The News Agency of Nigeria reports that the public sitting, organised by Nigeria Human Rights Commission, was attended by security agencies, lawyers, judges and civil society organizations.
Speaking at the public hearing, human rights lawyer, Femi Falana, said the country could be effectively protected if the police were provided with the right equipment and training.
“There is a need to equip and train the police.
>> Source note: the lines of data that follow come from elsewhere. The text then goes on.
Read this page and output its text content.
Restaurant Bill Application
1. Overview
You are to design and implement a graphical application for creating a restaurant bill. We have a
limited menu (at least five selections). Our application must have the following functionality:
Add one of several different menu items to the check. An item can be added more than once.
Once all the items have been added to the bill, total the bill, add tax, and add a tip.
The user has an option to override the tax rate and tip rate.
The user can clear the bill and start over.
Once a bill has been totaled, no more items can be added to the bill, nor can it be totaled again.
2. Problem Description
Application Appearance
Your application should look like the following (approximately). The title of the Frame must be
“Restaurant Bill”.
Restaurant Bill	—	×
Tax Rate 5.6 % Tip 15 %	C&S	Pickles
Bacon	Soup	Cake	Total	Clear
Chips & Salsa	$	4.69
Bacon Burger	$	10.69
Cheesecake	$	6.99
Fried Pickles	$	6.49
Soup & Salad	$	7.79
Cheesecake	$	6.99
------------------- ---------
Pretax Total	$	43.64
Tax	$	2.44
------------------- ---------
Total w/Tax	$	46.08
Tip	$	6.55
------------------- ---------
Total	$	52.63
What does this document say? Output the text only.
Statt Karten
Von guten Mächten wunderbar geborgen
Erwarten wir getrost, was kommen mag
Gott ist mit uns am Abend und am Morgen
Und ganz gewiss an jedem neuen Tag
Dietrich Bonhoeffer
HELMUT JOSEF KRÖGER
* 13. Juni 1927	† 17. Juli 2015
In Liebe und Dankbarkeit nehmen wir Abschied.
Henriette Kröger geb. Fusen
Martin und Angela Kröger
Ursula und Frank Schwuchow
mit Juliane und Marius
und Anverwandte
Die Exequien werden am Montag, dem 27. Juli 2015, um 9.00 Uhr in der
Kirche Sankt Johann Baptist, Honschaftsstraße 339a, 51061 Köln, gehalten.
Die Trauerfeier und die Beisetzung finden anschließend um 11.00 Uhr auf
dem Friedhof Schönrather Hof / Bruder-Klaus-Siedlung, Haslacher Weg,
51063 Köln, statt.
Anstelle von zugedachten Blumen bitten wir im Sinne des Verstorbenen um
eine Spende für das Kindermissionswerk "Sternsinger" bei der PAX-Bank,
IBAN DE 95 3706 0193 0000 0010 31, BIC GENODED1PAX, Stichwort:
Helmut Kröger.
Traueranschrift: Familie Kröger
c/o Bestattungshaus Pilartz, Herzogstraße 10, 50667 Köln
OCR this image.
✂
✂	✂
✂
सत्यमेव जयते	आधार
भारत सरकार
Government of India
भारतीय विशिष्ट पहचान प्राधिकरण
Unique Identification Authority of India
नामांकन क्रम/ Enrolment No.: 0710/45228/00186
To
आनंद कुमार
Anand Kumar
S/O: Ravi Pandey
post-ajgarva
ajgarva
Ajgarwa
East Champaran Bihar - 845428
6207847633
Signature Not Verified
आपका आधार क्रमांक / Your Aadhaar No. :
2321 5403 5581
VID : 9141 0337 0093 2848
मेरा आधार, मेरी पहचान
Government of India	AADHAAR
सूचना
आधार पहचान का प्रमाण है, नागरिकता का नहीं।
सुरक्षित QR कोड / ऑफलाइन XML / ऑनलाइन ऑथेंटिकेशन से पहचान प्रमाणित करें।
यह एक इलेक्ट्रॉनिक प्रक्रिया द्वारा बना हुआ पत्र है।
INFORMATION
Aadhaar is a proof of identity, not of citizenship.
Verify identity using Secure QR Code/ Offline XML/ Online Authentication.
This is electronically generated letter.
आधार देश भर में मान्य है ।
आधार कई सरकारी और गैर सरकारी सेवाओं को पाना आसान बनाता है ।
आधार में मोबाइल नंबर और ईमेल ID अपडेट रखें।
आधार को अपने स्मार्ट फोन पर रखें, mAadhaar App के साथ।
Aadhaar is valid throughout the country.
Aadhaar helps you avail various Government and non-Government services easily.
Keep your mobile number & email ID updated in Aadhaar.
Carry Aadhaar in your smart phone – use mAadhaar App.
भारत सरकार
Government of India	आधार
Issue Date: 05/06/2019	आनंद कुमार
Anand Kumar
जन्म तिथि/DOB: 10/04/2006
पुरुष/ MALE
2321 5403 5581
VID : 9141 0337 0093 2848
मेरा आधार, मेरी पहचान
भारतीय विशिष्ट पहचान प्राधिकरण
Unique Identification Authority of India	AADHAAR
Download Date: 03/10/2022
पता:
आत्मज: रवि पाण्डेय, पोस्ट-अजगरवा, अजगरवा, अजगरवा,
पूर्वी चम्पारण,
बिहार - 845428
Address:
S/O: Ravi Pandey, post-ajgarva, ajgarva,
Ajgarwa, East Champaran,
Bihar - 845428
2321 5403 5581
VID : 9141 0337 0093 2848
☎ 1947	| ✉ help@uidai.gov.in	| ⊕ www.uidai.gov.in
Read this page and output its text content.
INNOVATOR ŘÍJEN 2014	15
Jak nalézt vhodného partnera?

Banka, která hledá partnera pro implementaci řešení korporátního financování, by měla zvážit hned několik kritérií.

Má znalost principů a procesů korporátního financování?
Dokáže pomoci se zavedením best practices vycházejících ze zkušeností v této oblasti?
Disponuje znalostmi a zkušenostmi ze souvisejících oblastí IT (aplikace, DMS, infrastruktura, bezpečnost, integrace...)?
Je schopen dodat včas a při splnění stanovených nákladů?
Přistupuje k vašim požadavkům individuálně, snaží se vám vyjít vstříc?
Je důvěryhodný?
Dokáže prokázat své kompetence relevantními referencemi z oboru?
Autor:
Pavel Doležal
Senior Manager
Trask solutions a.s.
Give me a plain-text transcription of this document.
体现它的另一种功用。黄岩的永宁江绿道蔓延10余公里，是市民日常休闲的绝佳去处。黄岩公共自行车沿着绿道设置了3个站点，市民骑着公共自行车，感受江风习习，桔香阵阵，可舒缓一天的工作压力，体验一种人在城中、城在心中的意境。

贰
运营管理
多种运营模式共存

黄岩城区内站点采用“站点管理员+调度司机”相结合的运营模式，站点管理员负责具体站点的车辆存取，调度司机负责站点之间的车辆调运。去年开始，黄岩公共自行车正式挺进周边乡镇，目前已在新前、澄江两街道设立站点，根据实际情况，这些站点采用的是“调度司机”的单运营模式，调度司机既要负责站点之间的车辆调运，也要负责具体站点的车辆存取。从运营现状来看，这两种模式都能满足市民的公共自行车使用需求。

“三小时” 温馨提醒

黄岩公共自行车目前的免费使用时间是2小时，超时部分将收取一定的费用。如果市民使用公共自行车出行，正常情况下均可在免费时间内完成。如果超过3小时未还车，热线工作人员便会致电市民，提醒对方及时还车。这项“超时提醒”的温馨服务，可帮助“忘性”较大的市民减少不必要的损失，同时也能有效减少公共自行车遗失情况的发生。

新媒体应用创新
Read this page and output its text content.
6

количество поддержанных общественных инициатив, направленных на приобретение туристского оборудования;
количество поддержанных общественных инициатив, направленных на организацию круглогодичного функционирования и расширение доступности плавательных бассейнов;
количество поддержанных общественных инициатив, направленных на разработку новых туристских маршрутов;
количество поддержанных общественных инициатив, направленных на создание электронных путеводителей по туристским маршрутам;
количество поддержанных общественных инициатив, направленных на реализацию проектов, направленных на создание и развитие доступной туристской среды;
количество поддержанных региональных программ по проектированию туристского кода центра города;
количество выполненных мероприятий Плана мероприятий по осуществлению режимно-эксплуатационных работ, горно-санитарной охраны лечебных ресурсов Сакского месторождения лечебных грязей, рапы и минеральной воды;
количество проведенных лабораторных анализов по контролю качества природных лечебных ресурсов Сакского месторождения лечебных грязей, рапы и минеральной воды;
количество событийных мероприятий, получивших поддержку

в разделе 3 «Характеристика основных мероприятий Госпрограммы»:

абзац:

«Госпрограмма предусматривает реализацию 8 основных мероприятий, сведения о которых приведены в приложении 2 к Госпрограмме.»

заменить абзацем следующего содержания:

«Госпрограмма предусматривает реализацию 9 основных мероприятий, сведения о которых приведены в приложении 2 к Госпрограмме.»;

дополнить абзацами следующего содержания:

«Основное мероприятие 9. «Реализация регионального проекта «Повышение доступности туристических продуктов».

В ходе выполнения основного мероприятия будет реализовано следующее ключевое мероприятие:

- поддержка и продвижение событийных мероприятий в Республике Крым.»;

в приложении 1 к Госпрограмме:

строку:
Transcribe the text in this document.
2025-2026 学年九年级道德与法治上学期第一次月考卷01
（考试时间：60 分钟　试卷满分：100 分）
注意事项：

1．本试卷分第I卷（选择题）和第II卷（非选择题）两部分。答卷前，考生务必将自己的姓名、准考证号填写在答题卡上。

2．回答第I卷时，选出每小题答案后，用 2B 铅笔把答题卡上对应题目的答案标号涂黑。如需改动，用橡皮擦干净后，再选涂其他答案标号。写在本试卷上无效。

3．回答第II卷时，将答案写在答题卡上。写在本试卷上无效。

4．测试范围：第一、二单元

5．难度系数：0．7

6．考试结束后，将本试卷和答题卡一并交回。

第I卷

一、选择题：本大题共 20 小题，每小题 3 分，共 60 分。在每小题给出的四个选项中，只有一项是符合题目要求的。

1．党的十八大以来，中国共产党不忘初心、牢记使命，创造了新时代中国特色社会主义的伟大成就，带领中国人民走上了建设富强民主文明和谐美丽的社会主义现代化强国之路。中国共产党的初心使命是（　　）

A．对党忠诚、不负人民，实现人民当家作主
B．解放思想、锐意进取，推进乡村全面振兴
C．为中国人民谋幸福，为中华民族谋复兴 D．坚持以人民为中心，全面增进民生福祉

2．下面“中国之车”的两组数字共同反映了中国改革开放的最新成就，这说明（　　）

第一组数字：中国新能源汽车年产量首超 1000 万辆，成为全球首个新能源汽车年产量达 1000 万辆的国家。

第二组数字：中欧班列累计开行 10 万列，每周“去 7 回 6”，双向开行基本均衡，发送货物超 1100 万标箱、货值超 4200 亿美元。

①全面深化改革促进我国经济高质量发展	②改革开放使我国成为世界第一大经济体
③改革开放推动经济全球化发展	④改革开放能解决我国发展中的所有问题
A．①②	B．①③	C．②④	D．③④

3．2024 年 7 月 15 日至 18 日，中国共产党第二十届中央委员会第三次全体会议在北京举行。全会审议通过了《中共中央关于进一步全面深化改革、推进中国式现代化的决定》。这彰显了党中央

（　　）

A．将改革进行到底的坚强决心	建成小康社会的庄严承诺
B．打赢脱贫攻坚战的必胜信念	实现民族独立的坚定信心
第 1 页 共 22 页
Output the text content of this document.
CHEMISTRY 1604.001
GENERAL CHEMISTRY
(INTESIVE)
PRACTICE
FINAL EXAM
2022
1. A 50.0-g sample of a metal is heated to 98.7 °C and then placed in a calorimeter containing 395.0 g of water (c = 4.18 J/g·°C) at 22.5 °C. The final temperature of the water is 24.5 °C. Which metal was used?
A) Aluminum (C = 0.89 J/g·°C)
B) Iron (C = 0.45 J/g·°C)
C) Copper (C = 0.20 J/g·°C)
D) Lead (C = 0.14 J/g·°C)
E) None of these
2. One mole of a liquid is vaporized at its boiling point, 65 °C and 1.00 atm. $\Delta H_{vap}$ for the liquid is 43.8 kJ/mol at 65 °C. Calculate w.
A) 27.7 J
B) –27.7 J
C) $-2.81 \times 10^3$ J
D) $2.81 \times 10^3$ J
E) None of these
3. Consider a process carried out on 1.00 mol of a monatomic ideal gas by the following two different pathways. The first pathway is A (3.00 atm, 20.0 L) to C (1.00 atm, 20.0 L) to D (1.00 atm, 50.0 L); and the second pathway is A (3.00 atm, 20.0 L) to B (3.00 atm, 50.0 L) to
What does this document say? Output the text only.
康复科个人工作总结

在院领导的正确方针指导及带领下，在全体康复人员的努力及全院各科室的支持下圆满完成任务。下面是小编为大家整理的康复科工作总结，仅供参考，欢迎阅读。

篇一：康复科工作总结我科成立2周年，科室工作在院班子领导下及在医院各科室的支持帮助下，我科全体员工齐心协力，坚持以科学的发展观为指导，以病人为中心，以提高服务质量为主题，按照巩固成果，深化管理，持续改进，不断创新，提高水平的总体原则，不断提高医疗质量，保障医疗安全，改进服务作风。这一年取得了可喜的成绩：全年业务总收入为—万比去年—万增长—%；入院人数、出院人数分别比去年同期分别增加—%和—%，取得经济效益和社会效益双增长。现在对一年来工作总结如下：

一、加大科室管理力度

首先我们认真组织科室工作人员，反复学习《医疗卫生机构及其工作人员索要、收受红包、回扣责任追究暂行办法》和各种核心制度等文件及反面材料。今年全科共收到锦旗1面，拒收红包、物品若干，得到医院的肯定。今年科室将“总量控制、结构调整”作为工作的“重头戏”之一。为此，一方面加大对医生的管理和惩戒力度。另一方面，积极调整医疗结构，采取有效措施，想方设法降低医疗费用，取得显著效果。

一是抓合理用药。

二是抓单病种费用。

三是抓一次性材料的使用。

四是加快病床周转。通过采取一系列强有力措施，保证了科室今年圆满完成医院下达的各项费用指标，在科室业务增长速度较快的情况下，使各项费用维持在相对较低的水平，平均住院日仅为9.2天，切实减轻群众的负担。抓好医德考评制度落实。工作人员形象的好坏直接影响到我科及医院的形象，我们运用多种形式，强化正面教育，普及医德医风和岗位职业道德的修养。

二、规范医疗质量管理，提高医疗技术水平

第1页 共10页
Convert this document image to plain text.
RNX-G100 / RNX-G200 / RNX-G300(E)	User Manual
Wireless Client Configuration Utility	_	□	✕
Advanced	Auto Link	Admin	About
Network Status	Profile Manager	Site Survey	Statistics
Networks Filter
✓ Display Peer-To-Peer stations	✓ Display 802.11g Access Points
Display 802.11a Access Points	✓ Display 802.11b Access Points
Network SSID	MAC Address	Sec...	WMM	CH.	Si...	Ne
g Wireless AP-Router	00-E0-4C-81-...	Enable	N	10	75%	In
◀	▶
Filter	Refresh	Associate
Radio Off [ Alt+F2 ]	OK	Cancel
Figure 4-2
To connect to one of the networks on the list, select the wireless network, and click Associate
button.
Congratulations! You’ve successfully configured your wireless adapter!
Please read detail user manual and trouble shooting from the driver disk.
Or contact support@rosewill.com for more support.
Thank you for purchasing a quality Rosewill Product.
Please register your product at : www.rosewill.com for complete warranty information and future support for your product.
We have the best police as they usually come out on top whenever they go on international engagements.
“There is urgent need to equip, train and improve their conditions of service and the sky will be their limit.
“For example, when police make arrests, the suspect’s next of kin should be immediately contacted by the police through a phone call.
“Also there should be video recorders to take suspects’ statements in the presence of their lawyer but you need to tell the government adequate funding is needed for all these.
“Even the training of our policeman is colonial,” Falana said.
He advised that courses on human rights be included in the police college curriculum.
“Also, if damages are awarded against the police in court, the police personnel who caused the misdemeanour should be made to pay partly from his pocket, if he retired, the damages should be deducted from his pension,” he said.
He condemned the parade of suspects by the police and enjoined everyone to utilise the social media in reporting cases of violation of human rights.
The Executive Chairman, Nigeria Human Rights Commission and the Panel Chairman, Tony Ojukwu, said the police sometimes resort to unprofessional actions when not provided with working tools.
Ojukwu said the police needed proper funding to function effectively and urged police to also manage their funds well.
The NHRC chairman said the society was under-policed and called for the creation of state police to remedy the situation.
He said the panel was set up to address unending list of alleged unprofessionalism of Special Anti-Robbery Squad, ranging from unlawful detention, torture, extrajudicial killing and other cases bordering in human rights abuse.
“The panel is to hear cases bordering on human rights abuse, review and render advice with the view of reforming the conduct of SARS and making other appropriate recommendations.
“I commend the IG on this reform and I want to appeal that the complainants be protected as I have received reports that some complainants are being harassed.
“I also want to appeal that recommendations of this panel be enforced so that we can have a better reformed SARS,” he said.
NAN reports that the five-day public sitting holding at Ikeja High Court will end on Saturday.